I'm not totally against redevelopment, but I think you could, if you had the political will, get the permitting people to restrict the footprint of the new development. And if you have a single-family, two-bedroom, one-bath, it ought to be a single-family, two-bedroom, one-bath to replace it. Or at least the same size, single story.
AC: Wouldn't that simply drive up the price of that piece of ground?
RS: Well, it probably would, but maybe it would keep Grandma from getting priced out of the neighborhood for a while. I don't know; but if you put up a two-story next to it, a McMansion, then prices are going to go up. I know they're going up around Mr. Martinez's house.
AC: What would you say to people who might say you're trying to start at the top [running for mayor], when you've not been particularly politically involved at the city?

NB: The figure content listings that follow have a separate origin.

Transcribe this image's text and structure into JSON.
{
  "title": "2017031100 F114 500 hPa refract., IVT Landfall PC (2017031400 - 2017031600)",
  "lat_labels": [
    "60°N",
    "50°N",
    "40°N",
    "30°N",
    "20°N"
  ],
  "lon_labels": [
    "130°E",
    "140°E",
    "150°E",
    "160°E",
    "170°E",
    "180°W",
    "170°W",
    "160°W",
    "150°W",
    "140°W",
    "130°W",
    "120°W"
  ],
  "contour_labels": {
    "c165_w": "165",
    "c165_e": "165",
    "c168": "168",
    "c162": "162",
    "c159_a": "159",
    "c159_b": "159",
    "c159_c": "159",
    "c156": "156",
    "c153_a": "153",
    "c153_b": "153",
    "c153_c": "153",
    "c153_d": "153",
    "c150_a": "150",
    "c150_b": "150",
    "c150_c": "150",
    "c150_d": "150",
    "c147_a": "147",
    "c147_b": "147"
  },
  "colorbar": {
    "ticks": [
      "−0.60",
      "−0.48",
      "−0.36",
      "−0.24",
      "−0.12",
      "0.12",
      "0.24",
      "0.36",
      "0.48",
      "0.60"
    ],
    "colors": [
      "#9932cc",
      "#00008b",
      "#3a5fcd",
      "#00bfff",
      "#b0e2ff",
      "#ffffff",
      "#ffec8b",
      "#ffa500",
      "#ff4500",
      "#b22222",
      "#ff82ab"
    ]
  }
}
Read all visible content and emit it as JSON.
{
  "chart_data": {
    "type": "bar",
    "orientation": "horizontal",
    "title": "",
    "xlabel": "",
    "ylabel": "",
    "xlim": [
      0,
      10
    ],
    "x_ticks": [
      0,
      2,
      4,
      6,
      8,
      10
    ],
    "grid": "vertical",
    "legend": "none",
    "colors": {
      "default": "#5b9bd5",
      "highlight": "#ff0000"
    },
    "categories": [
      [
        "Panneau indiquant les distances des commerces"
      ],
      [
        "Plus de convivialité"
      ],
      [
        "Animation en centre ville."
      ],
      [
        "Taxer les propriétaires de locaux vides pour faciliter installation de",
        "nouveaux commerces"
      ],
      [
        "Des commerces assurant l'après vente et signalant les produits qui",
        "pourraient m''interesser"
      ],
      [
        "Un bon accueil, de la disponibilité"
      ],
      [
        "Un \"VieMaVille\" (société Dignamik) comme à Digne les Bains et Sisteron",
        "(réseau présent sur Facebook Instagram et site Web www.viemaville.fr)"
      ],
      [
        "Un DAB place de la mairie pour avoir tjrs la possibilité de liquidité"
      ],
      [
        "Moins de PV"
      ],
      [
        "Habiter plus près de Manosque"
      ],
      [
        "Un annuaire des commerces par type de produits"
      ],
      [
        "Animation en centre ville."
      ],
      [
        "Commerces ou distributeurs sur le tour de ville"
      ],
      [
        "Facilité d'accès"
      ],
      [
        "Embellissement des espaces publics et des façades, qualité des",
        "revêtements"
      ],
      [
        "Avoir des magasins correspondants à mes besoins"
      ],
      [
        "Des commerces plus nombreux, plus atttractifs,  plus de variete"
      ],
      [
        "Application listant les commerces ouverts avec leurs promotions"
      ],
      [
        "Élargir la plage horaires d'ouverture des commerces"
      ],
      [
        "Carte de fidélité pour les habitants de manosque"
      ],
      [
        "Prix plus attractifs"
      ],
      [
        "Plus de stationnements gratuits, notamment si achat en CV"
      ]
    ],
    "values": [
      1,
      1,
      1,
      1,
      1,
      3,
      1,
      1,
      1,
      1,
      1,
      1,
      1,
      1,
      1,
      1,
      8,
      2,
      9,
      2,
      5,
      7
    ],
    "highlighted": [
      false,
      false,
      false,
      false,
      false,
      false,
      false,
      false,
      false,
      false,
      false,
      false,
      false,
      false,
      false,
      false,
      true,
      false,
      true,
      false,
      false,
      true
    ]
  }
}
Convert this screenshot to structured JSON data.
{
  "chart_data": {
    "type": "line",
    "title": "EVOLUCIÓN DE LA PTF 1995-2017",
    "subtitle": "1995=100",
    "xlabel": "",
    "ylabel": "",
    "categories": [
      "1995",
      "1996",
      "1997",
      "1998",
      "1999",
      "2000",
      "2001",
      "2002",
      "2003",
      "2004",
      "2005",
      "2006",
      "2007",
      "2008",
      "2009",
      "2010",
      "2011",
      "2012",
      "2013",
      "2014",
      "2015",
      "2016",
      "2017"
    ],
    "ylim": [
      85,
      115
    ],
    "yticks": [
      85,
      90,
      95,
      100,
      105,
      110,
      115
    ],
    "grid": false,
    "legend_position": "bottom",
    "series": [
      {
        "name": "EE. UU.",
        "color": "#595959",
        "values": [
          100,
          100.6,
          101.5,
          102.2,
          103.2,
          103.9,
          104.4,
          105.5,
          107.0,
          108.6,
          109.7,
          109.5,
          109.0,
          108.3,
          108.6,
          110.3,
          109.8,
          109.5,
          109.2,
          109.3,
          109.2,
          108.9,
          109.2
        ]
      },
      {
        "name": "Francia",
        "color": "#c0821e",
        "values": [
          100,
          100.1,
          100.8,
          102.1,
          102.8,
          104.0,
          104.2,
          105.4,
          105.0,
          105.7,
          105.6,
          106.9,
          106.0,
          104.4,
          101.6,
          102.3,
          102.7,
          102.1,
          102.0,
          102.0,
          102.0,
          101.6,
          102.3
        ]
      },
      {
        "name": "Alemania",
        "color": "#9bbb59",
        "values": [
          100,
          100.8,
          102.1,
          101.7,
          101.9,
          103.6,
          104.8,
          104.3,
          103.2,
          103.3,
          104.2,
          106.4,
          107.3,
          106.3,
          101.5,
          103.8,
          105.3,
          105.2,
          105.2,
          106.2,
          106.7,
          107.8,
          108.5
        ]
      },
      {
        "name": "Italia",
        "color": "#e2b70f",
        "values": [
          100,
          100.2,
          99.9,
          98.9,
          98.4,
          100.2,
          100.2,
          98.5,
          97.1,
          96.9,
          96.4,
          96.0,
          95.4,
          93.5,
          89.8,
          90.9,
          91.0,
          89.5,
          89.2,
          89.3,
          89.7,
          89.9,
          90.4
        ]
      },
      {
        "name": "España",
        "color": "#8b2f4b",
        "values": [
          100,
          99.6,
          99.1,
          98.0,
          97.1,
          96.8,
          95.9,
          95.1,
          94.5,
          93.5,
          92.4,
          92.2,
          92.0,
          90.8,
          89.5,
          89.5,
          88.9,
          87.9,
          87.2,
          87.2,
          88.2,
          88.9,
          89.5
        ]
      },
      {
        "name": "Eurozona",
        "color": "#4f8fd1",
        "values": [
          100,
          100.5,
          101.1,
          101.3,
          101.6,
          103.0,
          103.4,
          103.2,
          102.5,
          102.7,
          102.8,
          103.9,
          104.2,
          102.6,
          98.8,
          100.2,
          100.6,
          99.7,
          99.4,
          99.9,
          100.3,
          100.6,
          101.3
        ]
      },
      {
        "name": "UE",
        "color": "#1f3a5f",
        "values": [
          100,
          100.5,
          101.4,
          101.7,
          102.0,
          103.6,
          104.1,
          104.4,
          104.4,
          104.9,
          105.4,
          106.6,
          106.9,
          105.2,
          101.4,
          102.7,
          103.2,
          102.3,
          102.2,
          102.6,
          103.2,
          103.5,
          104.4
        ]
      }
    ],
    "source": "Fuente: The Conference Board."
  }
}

RS: Other than the Toll Party effort, about 10 years ago. I went out and got signatures on petitions. It was an effort to get the city, the people, to support an early election to remove the mayor. It's about the only way we have initiative and referendum in Texas, at the local level. But it was a training ground. It was the first time I'd ever been involved in anything; it was fun, I enjoyed it, and got to know a lot of people that were active, had been active in Austin politics for a long time.
I feel I'm bold enough, I'm confident enough in my abilities to deal with people. I don't think I have a bunch of enemies. Thank God, I've never been sued, I've never stepped on anybody's toes that badly. I actually walked away from a chance – I could have sued somebody and probably won. Walking away from a fight is always the best thing to do, if you can do it.
AC: So you believe you're ready to be mayor.
RS: I believe I can handle the job, I really do. I believe I could bring my problem-solving capabilities, my analytical, my thought processes, my ideas, to the table. It comes to a table of 10 plus 1 now. Everything that comes to the table needs approval before it gets gaveled on to the next level and becomes an action item, and then a program. I think this 10-1 is going to be good for Austin.
Mr. Leffingwell made a comment, or words to the effect, that he didn't envy the next mayor. It's going to be different. I've met quite a few of the people who are going to be candidates for district positions. There's quite a bit of talent out there, and the public will ultimately pick who they want in there, and I haven't met anybody who I didn't think we could work together on projects.
I've met the other mayoral candidates; I think they're all fine people. Austin has a lot of talent to pick from. I love this community as much as anybody; it's where I want to spend the rest of my days. It's a terrific place to live, by choice.